David Lochbaum (photo left), Director of the Nuclear Safety Program at the Union of Concerned Scientists (UCS) -- who presented in west MI about the problem-plagued Palisades atomic reactor at April 11th events sponsored by Beyond Nuclear -- has penned an Issue Brief on Entergy's latest leak: "Palisades' Leaking SIRWT."
In June 2012, U.S. Representative Ed Markey, based on revelations provided by courageous Palisades whistleblowers and their attorney Billie Pirner Garde, made public the "crisis in the control room" at Palisades: the leakage of water from the Safety Injection Refueling Water Tank (SIRWT), down the walls and through the ceiling of the control room, precariously near safety-critical electrical circuitry and equipment.
Both Entergy, and the U.S. Nuclear Regulatory Commission (NRC) itself, had kept the leak quiet for over a year at that point. Entergy and NRC staff had even kept NRC's Chairman, Greg Jaczko, in the dark about the leak, when he toured Palisades on May 25, 2012, before holding a press conference and meeting with two dozen concerned local residents and environmental group representatives, including Beyond Nuclear.
Once the crisis in the control room came to light, NRC Chairman Jaczko ordered an investigation as to why he had been kept in the dark, even by his own agency staff.

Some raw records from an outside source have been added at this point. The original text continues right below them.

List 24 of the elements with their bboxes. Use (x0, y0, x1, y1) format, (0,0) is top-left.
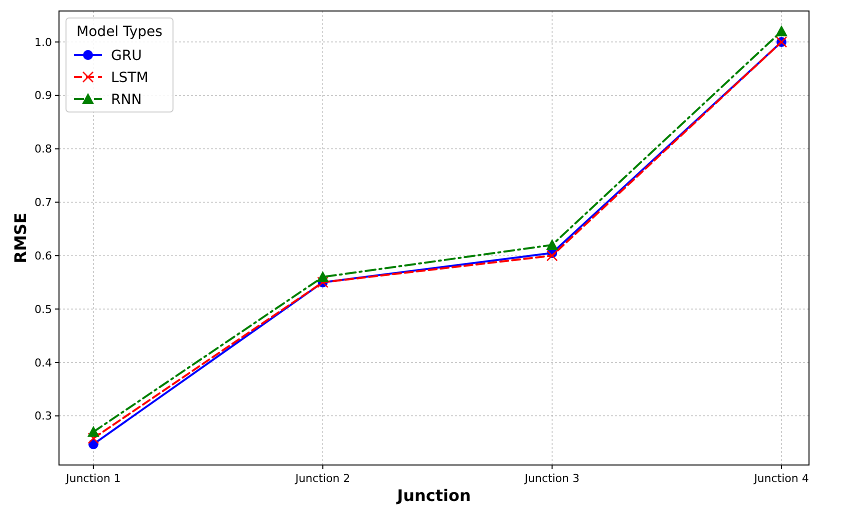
legend-title: Model Types (76, 24, 162, 40)
x-axis-title: Junction (396, 486, 471, 505)
y-axis-title: RMSE (11, 212, 30, 264)
y-tick-label: 0.5 (34, 302, 52, 316)
legend-label: RNN (111, 92, 142, 108)
point (546, 250, 558, 262)
point (88, 432, 100, 444)
y-tick-label: 0.9 (34, 89, 52, 102)
legend-label: LSTM (111, 70, 148, 86)
y-tick-label: 1.0 (34, 36, 52, 49)
x-tick-label: Junction 2 (294, 472, 350, 485)
y-tick-label: 0.8 (34, 142, 52, 156)
y-tick-label: 0.4 (34, 356, 52, 370)
x-tick-label: Junction 1 (64, 472, 121, 485)
point (546, 238, 558, 250)
legend-label: GRU (111, 48, 142, 64)
y-tick-label: 0.3 (34, 410, 52, 423)
y-tick-label: 0.6 (34, 249, 52, 262)
point (775, 25, 788, 36)
x-tick-label: Junction 4 (753, 472, 809, 485)
point (316, 270, 329, 282)
point (87, 426, 100, 437)
x-tick-label: Junction 3 (524, 472, 580, 485)
y-tick-label: 0.7 (34, 196, 52, 210)
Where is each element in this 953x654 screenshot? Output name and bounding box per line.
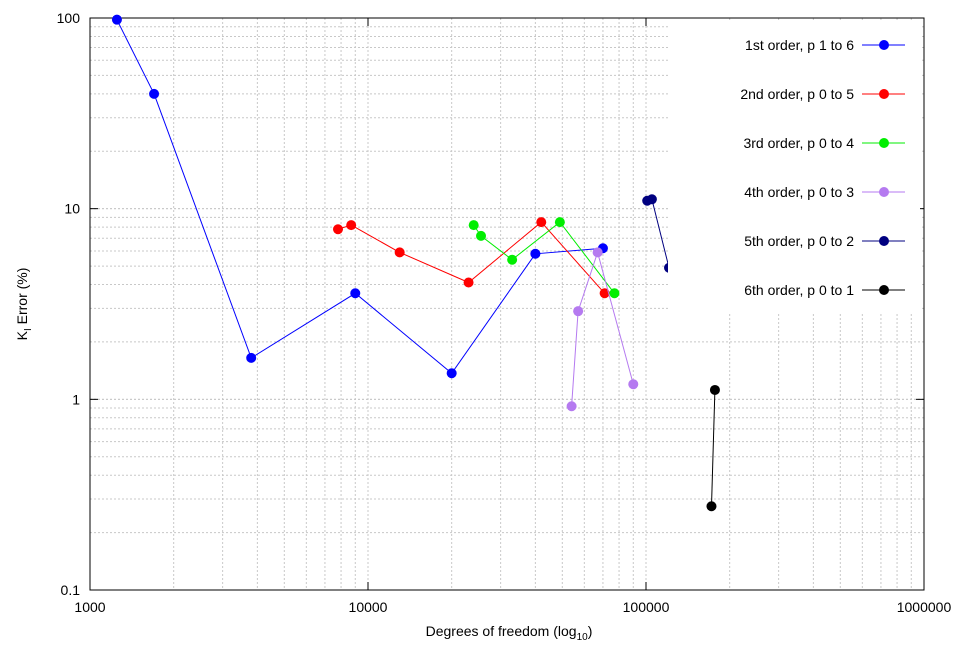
legend-item: 6th order, p 0 to 1 — [744, 282, 905, 298]
series-4 — [566, 247, 639, 412]
y-axis-label: KI Error (%) — [14, 268, 34, 341]
data-point — [111, 14, 122, 25]
y-tick-label: 1 — [72, 391, 80, 407]
data-point — [536, 217, 547, 228]
legend-item: 4th order, p 0 to 3 — [744, 184, 905, 200]
data-point — [609, 288, 620, 299]
series-line — [571, 250, 634, 407]
x-axis-label: Degrees of freedom (log10) — [426, 623, 593, 643]
legend-item: 5th order, p 0 to 2 — [744, 233, 905, 249]
series-line — [647, 198, 670, 268]
y-tick-label: 100 — [57, 10, 81, 26]
data-point — [246, 352, 257, 363]
legend: 1st order, p 1 to 6 2nd order, p 0 to 5 3r… — [740, 37, 905, 298]
legend-label: 3rd order, p 0 to 4 — [743, 135, 854, 151]
x-tick-labels: 1000 10000 100000 1000000 — [74, 18, 951, 615]
legend-marker — [879, 138, 889, 148]
legend-label: 2nd order, p 0 to 5 — [740, 86, 854, 102]
data-point — [566, 401, 577, 412]
legend-background — [668, 22, 920, 314]
data-point — [394, 247, 405, 258]
data-point — [463, 277, 474, 288]
data-point — [333, 224, 344, 235]
data-point — [468, 220, 479, 231]
y-tick-labels: 0.1 1 10 100 — [57, 10, 924, 598]
x-tick-label: 1000000 — [897, 599, 952, 615]
data-point — [446, 368, 457, 379]
data-point — [476, 230, 487, 241]
legend-item: 2nd order, p 0 to 5 — [740, 86, 905, 102]
legend-label: 4th order, p 0 to 3 — [744, 184, 854, 200]
x-tick-label: 1000 — [74, 599, 105, 615]
series-lines — [111, 14, 720, 512]
grid — [89, 17, 925, 591]
legend-marker — [879, 236, 889, 246]
legend-label: 1st order, p 1 to 6 — [745, 37, 854, 53]
data-point — [706, 501, 717, 512]
x-tick-label: 100000 — [623, 599, 670, 615]
series-line — [711, 389, 716, 507]
series-2 — [333, 217, 610, 299]
legend-label: 5th order, p 0 to 2 — [744, 233, 854, 249]
data-point — [646, 194, 657, 205]
legend-marker — [879, 285, 889, 295]
data-point — [592, 247, 603, 258]
data-point — [530, 248, 541, 259]
legend-item: 1st order, p 1 to 6 — [745, 37, 905, 53]
series-line — [473, 221, 615, 294]
data-point — [346, 220, 357, 231]
data-point — [350, 288, 361, 299]
data-point — [628, 379, 639, 390]
x-tick-label: 10000 — [349, 599, 388, 615]
series-line — [116, 19, 603, 375]
data-point — [554, 217, 565, 228]
data-point — [709, 384, 720, 395]
plot-frame — [89, 17, 925, 591]
legend-marker — [879, 40, 889, 50]
data-point — [149, 88, 160, 99]
series-1 — [111, 14, 608, 379]
data-point — [599, 288, 610, 299]
legend-marker — [879, 89, 889, 99]
legend-label: 6th order, p 0 to 1 — [744, 282, 854, 298]
y-tick-label: 10 — [64, 201, 80, 217]
y-tick-label: 0.1 — [61, 582, 81, 598]
series-6 — [706, 384, 720, 512]
series-3 — [468, 217, 620, 299]
legend-item: 3rd order, p 0 to 4 — [743, 135, 905, 151]
data-point — [573, 306, 584, 317]
legend-marker — [879, 187, 889, 197]
data-point — [507, 254, 518, 265]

NRC Commissioner William Ostendorff strongly opposed the investigation, even to the point of yelling at the chief NRC investigator, who happened to be a woman. (In 2011, Ostendorff, along with three other NRC Commissioners, had urged the White House to fire Jaczko, supposedly for allegedly yelling at female staffpersons -- an allegation with little to no substantiation). Ostendorff is still under investigation himself, for that outburst.
In late March and early April, 2013, Beyond Nuclear's Kevin Kamps, along with grassroots environmental allies, learned from NRC admissions that the SIRWT into and around the control room continued, at a rate of 0.5 to 1 gallon per day -- two years after the SIRWT leaks had begun. But last weekend, the leakage rate shot up to 90 gallons in a single day. 79 gallons of radioactive water spilled into Lake Michigan.